As we experience a present event in our lives that triggers the memory held in every cell in our bodies, our entire autonomic nervous systems re-experience the original trauma. Certain sounds, smells, or sights can remind us of a time and place that we had no control over bad things that were happening to us. The smell of pipe tobacco is one of those triggers for me. We may come to believe unconsciously that we are the sum total of nothing more than what happened to us.
All of life is then seen through those glasses. Perhaps, we were told or shown that we were not worth taking care of. Within that belief system, we make choices that impact our adult relationships, parenting, careers, and self-care. Our egos, the parts of us that hold those memories and attempt to keep the pain at bay, get caught up and carried along in our own reactivity, leading us to become other than who we really want to be. Instead of taking care of ourselves when we need some down time, we perhaps live out our unconscious belief about our worth by continuing to drive ourselves into the ground.
This presents two problems. First, we come to believe that we are only the culmination of our own thoughts and feelings. Whatever we think and feel has ultimate authority over what we perceive to be true. If something feels a certain way to us, we easily allow that to subvert even the reality of what we see and hear. Second, it perpetuates a cycle of violence that we perpetrate upon ourselves, shaming and beating up the parts of us that need love the most. This self-rejection then sets us up for lifelong abuse by our own hands or minds and the hands of others.

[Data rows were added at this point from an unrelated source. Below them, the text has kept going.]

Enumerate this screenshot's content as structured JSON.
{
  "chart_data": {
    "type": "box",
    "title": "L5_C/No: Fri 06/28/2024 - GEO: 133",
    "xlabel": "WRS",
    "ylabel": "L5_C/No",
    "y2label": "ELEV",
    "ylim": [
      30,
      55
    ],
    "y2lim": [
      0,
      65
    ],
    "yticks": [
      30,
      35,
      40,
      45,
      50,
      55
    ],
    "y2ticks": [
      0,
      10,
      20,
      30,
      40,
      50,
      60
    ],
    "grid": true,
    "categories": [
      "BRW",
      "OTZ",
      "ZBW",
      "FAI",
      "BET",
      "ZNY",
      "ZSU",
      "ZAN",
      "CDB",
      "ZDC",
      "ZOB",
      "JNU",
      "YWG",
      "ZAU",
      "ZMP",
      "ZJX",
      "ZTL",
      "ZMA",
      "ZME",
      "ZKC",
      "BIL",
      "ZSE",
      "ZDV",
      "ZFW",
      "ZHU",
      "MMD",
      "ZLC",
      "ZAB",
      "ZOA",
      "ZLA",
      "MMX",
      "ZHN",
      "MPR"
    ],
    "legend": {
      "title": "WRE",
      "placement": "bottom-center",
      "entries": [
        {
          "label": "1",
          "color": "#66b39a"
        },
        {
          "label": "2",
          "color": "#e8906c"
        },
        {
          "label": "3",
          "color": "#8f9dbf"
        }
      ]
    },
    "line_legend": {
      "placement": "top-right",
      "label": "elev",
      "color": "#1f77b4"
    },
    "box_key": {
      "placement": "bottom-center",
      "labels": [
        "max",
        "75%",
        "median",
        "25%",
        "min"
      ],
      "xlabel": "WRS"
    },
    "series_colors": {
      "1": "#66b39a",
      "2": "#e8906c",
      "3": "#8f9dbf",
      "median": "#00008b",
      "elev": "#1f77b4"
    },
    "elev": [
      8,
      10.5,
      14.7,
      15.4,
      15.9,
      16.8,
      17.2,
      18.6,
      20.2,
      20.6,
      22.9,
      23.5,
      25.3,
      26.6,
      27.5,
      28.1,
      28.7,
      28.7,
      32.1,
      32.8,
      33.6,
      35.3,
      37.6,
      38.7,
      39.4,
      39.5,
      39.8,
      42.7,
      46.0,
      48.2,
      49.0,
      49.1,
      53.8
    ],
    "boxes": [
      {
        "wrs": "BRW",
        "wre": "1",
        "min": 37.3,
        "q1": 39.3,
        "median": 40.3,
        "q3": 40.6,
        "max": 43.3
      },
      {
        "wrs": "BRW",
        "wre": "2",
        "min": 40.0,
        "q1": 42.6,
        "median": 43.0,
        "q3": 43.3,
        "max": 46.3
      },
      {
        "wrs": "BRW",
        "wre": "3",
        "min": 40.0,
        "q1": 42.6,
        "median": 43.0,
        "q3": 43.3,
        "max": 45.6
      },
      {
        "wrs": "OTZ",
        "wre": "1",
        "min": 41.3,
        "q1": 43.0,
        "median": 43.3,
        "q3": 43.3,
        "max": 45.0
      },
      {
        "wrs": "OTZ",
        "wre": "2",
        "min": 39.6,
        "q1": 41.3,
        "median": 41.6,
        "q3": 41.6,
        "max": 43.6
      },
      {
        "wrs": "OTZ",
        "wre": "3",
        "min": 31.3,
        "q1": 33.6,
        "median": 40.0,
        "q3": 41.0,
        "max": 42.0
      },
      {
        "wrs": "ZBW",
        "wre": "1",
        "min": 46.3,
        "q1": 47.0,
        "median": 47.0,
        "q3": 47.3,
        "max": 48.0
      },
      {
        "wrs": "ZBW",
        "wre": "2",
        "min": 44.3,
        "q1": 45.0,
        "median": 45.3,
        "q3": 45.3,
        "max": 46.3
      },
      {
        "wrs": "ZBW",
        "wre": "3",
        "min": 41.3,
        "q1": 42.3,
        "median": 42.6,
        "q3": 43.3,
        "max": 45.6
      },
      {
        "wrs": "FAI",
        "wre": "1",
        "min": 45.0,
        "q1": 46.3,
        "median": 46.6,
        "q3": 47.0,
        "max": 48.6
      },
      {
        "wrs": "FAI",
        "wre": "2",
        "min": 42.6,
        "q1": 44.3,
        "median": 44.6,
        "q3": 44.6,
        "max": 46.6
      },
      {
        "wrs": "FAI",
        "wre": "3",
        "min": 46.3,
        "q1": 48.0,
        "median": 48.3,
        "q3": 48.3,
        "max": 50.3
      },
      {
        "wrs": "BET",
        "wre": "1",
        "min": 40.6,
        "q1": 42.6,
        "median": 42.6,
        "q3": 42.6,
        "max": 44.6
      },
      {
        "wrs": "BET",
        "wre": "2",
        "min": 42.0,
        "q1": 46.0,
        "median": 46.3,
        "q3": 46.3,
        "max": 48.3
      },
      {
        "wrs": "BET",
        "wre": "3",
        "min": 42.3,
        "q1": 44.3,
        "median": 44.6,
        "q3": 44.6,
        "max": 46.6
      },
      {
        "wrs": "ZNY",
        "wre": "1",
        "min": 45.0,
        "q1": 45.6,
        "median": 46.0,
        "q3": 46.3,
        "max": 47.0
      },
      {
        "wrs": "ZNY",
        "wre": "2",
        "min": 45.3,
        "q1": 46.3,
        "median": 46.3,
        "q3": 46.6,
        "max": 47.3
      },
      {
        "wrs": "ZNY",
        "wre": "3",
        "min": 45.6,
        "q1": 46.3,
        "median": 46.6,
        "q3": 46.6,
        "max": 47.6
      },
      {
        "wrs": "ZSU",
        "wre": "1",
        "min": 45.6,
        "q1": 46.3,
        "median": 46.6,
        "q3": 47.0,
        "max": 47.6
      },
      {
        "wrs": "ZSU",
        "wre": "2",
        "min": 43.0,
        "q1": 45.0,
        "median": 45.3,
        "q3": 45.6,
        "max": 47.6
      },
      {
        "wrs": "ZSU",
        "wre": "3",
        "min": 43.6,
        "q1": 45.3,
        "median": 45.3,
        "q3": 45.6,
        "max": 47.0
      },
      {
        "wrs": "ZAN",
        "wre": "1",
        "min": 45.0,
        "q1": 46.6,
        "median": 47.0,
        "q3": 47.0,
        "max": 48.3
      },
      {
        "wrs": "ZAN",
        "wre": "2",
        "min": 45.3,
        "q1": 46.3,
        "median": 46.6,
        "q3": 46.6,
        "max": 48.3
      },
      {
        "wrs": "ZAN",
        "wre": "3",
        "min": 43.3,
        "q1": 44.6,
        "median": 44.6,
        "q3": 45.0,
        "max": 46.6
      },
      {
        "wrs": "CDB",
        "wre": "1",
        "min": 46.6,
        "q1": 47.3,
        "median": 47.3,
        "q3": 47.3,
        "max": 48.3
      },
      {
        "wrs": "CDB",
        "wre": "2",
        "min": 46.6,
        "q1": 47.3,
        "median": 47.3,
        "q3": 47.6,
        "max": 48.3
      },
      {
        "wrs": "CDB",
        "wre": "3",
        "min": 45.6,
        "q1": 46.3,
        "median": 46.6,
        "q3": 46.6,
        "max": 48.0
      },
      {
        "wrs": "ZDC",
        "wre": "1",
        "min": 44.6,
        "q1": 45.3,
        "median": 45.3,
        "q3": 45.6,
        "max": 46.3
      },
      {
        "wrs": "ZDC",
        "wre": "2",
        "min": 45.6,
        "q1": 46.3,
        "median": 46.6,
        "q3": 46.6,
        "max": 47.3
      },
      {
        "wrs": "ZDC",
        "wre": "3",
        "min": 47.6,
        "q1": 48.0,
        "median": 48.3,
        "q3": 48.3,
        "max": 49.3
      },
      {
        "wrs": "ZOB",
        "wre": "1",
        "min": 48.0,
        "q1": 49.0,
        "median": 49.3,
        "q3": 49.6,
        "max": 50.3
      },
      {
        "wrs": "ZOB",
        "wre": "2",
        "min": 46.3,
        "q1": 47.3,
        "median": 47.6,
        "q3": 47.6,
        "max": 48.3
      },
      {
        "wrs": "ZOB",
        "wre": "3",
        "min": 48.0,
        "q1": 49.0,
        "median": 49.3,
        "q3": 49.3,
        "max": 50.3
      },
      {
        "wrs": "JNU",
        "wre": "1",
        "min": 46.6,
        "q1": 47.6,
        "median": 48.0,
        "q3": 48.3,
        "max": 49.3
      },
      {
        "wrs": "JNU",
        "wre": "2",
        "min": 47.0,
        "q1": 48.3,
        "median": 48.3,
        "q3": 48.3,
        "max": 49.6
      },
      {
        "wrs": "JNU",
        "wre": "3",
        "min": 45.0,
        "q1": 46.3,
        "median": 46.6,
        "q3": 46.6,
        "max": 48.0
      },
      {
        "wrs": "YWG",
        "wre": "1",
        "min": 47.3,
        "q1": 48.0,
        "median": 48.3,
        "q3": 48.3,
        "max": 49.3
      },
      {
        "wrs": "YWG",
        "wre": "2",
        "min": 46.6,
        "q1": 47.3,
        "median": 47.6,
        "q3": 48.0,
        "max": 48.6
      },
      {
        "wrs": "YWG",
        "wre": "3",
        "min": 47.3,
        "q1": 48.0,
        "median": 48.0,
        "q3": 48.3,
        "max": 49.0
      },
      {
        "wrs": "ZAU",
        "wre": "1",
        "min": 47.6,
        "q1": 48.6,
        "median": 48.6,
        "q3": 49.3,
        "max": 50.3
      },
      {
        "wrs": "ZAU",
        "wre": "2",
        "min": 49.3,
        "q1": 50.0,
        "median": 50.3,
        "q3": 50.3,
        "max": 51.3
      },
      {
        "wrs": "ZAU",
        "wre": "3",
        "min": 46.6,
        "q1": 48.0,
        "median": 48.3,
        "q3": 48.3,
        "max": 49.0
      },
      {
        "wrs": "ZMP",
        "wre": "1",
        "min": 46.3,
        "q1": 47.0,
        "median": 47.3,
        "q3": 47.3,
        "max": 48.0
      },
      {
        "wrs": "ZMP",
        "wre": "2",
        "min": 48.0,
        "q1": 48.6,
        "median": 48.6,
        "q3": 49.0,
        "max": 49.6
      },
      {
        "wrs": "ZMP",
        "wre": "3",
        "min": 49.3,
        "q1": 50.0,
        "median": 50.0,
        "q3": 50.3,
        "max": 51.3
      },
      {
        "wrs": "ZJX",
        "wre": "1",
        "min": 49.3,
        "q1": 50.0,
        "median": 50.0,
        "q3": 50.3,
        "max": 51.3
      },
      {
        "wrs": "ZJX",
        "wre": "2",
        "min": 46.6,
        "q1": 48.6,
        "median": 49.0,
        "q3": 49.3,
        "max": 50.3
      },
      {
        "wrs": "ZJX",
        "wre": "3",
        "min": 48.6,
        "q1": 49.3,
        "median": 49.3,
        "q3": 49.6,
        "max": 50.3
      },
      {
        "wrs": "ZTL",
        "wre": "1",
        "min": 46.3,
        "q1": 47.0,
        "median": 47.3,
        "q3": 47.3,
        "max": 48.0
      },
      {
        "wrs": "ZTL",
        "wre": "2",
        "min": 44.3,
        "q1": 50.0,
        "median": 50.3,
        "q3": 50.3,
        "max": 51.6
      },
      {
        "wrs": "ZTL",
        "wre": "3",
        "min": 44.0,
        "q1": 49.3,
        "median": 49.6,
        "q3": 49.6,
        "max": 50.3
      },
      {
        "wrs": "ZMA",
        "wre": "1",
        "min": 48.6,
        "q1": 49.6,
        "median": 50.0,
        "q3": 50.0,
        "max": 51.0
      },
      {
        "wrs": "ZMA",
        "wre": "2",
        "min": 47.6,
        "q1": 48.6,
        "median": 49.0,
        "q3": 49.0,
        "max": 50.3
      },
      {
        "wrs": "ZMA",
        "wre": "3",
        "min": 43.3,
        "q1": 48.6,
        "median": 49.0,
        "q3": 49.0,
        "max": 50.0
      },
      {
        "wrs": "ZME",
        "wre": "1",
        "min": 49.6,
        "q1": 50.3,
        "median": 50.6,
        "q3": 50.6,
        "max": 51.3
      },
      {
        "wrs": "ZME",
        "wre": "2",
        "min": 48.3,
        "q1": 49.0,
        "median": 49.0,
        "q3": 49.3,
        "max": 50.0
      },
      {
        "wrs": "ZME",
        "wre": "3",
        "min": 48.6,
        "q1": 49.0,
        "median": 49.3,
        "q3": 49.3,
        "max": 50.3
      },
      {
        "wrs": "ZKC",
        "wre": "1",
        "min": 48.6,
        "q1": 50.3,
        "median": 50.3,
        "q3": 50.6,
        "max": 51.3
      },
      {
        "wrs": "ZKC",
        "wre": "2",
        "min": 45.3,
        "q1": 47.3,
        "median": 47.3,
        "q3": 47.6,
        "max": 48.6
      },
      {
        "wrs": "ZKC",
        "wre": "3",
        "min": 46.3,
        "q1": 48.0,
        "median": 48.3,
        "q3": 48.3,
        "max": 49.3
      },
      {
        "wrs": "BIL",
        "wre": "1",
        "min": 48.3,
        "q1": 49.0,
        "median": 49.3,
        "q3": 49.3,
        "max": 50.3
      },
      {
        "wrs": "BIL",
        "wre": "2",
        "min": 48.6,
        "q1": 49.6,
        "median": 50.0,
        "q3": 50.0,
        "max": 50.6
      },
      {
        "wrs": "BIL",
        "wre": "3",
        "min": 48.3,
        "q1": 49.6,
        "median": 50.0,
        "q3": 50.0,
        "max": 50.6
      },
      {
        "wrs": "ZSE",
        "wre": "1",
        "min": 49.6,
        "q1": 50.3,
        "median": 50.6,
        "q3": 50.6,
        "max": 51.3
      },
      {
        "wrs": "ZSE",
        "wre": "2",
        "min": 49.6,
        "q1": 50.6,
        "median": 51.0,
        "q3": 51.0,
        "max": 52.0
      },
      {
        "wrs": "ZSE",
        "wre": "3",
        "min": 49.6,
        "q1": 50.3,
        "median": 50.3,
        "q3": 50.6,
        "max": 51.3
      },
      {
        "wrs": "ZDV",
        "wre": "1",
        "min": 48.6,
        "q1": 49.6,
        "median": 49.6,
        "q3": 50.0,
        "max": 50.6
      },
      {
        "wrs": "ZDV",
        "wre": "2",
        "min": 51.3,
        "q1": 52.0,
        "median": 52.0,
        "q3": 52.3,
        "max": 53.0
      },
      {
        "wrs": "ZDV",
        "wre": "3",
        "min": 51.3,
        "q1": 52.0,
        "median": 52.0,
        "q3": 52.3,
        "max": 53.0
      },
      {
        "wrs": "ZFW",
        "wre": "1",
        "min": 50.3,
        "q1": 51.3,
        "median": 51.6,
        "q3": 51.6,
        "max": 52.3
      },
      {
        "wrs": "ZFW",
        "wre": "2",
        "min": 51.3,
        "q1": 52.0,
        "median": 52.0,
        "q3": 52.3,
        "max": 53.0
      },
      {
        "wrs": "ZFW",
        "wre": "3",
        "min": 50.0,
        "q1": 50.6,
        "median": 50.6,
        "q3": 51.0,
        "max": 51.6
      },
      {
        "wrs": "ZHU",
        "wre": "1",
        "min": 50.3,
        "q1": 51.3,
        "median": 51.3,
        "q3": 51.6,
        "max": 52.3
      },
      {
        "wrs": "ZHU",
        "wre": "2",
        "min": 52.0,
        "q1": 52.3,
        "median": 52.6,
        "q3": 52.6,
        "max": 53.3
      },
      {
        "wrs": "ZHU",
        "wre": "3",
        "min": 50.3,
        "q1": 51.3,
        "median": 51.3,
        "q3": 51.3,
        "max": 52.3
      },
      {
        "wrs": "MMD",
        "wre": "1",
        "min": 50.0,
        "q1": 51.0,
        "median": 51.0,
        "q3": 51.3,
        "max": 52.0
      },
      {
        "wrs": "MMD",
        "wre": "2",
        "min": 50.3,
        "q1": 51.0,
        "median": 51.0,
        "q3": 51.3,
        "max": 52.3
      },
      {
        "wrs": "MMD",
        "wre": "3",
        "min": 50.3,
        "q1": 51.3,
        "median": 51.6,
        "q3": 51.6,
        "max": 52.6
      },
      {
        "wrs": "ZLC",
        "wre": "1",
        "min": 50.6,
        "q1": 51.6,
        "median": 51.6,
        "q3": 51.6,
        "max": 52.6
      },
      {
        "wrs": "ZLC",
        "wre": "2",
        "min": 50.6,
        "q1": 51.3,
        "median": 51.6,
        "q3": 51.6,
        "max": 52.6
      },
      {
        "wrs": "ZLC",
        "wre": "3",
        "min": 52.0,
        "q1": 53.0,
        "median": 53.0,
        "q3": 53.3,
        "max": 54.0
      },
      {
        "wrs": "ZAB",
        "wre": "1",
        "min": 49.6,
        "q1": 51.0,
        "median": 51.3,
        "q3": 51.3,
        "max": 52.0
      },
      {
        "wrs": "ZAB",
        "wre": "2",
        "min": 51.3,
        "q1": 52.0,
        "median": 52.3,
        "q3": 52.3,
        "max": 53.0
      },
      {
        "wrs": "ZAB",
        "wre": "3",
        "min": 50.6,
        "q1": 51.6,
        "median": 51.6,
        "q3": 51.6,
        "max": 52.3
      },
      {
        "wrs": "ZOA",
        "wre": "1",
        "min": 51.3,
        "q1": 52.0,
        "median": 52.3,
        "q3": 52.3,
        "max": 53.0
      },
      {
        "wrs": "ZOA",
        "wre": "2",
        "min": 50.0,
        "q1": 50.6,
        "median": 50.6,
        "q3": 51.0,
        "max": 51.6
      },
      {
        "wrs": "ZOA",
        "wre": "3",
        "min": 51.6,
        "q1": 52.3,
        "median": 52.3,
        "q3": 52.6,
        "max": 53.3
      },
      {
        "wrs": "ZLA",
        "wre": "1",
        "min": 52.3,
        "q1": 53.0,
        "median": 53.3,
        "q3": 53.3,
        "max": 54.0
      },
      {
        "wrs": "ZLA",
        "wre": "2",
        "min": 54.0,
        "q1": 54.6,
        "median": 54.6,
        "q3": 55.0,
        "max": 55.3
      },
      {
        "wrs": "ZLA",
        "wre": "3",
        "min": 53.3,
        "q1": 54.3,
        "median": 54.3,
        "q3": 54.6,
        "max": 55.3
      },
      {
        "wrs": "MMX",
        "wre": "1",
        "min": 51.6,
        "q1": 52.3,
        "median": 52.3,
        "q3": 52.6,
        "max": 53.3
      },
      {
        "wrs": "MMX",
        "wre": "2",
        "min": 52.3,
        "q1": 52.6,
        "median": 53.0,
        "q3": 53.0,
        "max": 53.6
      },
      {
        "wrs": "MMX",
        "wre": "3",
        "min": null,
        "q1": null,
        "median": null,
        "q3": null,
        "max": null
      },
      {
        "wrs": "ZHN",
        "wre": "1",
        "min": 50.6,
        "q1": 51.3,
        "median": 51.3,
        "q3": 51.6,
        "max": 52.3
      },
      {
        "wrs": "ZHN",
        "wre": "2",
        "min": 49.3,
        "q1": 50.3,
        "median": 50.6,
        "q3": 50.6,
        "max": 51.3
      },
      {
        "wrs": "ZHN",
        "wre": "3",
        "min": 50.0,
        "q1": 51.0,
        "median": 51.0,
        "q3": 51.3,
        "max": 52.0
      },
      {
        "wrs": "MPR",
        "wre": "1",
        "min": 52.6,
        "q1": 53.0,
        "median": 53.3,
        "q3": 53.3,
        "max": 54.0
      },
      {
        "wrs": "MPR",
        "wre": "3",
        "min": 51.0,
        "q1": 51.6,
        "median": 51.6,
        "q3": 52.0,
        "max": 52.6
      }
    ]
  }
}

The PTSD that adults suffer from as a result of a temporary trauma can be challenging to heal. We all know of Vietnam veterans who still are unable to enter into life fully without being tortured by their experiences from the war many decades ago. Victims of natural disasters may have many triggers that send them into a fear response though there is no impending storm currently.
Complex PTSD that many people suffer from as a result of ongoing childhood trauma can seem impossible to recover from. Enduring many years of abuse at the hands of those we trusted without an adult to help us understand what happened creates havoc with every part of our minds, bodies, and spirits.
There are many people now working to help those with complex PTSD heal and live thriving lives. These resources cover a large variety of issues including physical, emotional, and spiritual healing. The good news is that we are not alone and there is help! Despite the reality that our brains have been traumatized in a variety of ways, there is great hope for healing. We live in a time where we are gaining understanding of how our bodies, minds, and spirits are affected by trauma and increasing resources daily for addressing those traumatized parts of us. The first, middle, and last thing we need to remember is that we can’t do it alone. Since our egos fail to inform us of the truths outside of our own thoughts and feelings, it is imperative for our healing that we have input from outside sources.